John Kamm, director of the Di Hua Foundation, a Chinese political prisoners’ rights watchdog, confirmed that Ngawang Choephel was released on “medical parole”, by virtue of a 1990 Chinese regulation that grants release to prisoners suffering ill-health who have served one third of their sentence.
Ngawang Choephel was arrested at a market in Shigatse, south west of Lhassa, while taking pictures for a documentary on Tibetan dances and songs. He was sentenced to 18 years in jail in November 1996 for “subversion”, “spying” and “anti-revolutionary activities”. Ngawang Choephel, 34, lived in India since he became a refugee at the age of two. He left India in 1993 and went to study in the US.
His mother Sonam Dekyi, still a refugee in India, ceaselessly campaigned for his release. She used to demonstrate almost every day in front of the Parliament in New Delhi so that her son, whom she only saw once after his arrest, would not be forgotten. Tens of thousands of people worldwide took part in the campaign for Ngawang Choephel’s release. Recently, more than 50 French mayors signed a petition in support of his release at the instigation of Maires de France magazine, which had sponsored the filmmaker.
RSF points out that 13 journalists and 19 cyberdissidents are still languishing in jail in China. The press freedom watchdog welcomes Ngawang Choephel’s release from prison, but regrets the fact that it took so long.

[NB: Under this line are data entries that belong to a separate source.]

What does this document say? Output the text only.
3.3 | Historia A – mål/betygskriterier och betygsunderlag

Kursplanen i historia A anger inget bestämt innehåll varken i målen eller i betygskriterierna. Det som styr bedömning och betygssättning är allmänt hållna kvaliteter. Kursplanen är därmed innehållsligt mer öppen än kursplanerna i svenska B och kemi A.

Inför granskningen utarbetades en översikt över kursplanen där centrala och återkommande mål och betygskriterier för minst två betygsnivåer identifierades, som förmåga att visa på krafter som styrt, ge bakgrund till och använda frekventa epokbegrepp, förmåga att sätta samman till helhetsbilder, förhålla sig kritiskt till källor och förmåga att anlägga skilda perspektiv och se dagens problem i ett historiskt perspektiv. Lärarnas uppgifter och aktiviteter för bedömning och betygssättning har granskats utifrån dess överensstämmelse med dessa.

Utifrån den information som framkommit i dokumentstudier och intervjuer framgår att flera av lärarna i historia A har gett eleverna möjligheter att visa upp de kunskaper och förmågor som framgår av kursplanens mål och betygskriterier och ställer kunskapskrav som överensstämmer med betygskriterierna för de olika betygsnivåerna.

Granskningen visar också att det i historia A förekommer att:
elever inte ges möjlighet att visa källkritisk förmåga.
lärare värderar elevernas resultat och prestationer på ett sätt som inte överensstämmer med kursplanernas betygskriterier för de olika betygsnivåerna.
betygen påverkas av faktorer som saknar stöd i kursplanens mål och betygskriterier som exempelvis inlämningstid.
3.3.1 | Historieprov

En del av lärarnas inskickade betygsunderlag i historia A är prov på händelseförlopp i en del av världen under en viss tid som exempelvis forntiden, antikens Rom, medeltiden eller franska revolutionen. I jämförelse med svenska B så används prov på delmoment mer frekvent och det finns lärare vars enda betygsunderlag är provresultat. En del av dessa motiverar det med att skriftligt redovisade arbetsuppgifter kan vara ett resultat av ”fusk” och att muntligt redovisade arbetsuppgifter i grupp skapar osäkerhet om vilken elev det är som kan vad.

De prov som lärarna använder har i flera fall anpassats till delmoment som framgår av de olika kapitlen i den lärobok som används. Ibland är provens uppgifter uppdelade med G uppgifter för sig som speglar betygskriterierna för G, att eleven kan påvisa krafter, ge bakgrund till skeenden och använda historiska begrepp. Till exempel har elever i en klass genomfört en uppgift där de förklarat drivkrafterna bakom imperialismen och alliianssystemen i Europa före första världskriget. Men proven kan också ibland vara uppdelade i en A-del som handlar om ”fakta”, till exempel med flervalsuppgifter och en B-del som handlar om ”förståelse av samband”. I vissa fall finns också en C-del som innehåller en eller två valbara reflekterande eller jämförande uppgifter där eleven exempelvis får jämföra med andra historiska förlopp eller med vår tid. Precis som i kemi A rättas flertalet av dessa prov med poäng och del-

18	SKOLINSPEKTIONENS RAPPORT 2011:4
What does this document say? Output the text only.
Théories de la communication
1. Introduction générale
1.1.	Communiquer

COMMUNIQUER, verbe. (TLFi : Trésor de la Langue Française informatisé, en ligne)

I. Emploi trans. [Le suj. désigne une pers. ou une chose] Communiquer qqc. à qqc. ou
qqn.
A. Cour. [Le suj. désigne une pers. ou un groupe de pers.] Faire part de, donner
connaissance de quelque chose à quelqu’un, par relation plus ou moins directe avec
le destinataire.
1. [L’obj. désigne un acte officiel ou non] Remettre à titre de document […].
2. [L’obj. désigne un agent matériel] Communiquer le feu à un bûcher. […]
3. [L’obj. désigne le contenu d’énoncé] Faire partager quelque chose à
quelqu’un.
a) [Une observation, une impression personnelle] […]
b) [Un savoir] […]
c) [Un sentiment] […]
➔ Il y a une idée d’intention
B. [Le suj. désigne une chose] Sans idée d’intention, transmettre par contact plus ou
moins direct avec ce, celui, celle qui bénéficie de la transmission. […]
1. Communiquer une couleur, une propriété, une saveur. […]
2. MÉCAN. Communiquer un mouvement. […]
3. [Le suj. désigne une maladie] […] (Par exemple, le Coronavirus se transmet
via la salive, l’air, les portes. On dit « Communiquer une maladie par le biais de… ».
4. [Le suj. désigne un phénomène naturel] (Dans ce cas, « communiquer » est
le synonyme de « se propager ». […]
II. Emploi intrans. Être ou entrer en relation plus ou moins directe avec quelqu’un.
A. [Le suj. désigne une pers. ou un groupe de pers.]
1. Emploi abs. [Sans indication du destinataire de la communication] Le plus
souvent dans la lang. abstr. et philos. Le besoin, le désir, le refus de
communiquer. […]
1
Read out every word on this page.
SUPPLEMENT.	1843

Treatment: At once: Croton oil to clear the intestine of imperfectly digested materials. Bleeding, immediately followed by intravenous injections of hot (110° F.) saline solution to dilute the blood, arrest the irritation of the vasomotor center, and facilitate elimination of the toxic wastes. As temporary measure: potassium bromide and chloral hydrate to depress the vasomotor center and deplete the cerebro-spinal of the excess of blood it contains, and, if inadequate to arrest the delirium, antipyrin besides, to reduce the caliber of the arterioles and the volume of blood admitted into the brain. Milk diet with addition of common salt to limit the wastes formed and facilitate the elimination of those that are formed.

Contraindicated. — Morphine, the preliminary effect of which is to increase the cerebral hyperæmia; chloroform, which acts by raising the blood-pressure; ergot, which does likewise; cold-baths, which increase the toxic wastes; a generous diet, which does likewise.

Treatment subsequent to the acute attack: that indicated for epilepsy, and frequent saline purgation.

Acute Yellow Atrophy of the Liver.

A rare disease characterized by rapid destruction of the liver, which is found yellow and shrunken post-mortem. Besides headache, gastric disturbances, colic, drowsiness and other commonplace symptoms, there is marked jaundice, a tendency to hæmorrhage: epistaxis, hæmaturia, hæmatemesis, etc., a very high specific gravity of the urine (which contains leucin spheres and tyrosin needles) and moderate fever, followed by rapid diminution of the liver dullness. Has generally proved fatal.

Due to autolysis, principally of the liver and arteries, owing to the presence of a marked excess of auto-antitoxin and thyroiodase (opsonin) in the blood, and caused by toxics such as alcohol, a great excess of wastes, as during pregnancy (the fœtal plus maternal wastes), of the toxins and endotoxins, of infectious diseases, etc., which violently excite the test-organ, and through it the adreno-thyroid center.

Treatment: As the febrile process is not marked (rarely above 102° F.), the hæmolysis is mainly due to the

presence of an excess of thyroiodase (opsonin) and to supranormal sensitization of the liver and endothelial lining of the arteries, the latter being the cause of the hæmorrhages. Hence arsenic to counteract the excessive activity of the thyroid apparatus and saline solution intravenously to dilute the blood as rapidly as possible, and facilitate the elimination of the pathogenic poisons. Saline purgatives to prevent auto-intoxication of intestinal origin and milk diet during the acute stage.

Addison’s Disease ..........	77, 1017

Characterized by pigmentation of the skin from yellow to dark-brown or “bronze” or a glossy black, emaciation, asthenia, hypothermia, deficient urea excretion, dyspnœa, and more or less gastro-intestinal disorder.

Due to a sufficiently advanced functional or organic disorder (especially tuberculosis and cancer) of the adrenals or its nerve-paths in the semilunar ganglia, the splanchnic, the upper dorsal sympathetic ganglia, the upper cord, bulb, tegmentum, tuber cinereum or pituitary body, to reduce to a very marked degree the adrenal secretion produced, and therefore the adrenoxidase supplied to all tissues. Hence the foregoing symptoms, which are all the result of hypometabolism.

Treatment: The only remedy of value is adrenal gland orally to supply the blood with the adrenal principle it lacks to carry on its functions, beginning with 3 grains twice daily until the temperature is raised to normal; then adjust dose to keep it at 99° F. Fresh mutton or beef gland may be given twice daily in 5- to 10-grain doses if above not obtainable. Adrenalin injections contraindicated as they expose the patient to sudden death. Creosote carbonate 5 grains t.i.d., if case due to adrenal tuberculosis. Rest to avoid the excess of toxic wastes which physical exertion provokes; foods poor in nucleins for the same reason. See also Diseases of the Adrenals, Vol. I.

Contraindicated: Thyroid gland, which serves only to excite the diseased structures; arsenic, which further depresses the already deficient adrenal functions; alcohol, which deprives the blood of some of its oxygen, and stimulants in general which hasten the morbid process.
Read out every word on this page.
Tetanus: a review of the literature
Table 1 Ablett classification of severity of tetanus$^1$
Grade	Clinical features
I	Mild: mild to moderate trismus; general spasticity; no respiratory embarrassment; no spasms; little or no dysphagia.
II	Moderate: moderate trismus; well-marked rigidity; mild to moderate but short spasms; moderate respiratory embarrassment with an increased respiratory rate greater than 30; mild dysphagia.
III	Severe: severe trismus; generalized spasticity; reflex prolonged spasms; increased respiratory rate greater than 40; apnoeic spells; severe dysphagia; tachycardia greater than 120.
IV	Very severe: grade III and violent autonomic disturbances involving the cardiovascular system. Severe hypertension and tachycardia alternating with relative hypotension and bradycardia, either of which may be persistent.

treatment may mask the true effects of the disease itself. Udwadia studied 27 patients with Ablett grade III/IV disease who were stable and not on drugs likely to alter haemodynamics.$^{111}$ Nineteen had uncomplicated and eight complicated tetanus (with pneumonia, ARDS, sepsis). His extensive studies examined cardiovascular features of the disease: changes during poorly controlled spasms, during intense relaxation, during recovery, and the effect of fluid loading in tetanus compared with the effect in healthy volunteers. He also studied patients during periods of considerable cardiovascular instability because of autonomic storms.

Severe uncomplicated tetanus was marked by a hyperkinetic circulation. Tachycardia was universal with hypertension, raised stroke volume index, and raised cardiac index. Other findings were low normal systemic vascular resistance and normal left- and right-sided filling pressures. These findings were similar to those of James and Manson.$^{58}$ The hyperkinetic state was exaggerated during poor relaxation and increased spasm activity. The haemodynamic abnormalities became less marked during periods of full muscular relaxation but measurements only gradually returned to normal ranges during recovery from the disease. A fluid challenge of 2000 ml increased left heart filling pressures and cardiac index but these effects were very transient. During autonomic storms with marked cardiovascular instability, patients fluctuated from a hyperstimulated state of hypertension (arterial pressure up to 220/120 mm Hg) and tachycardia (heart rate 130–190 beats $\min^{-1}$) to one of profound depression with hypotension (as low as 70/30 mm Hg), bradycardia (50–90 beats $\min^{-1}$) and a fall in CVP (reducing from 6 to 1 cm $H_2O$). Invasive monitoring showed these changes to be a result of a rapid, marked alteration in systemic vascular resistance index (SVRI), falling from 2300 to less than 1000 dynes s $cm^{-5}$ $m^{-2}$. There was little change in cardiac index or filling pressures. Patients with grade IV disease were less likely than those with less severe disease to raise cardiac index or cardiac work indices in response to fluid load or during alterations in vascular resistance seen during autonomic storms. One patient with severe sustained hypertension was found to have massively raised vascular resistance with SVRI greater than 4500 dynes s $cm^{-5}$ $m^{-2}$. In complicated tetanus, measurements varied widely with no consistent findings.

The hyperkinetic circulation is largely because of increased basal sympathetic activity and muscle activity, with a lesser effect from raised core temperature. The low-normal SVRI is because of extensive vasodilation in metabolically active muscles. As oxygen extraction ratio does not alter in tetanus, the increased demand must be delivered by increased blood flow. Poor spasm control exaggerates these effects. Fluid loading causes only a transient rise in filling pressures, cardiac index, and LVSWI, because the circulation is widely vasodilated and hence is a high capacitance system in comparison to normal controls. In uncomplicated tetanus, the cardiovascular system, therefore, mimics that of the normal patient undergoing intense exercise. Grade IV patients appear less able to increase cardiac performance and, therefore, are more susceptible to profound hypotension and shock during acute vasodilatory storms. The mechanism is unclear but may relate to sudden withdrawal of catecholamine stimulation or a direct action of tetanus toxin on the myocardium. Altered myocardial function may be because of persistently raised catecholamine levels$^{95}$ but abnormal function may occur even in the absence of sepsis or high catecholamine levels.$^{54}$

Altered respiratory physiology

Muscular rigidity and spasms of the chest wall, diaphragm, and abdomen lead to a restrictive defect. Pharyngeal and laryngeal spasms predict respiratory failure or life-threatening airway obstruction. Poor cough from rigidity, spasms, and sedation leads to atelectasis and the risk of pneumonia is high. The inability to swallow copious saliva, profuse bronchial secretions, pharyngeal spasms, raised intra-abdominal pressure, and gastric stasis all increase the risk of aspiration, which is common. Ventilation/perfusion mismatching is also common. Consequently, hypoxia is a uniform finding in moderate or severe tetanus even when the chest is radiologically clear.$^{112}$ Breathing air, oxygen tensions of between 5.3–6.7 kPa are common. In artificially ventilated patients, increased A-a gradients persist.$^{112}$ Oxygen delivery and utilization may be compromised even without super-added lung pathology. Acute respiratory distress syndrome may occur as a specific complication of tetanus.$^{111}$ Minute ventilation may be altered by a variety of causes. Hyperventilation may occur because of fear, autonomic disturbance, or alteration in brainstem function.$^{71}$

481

– First of all because the journalist was a prisoner of conscience, incarcerated simply because of his opinions, and not, as the Chinese authorities charged, for “spying for the Tibetan government in exile and fomenting separatism”.
– Secondly, because during this arbitrary detention, Ngawang Choephel’s health badly deteriorated. Despite the fact that a number of political and artistic figures, as well as human rights organisations, appealed to the Chinese authorities to improve his appalling conditions in jail, the Tibetan filmmaker never received proper treatment for diseases he suffered during his years in a filthy cell, including liver troubles, pulmonary, stomach and urine infections. He may also have contracted tuberculosis in Chinese jails.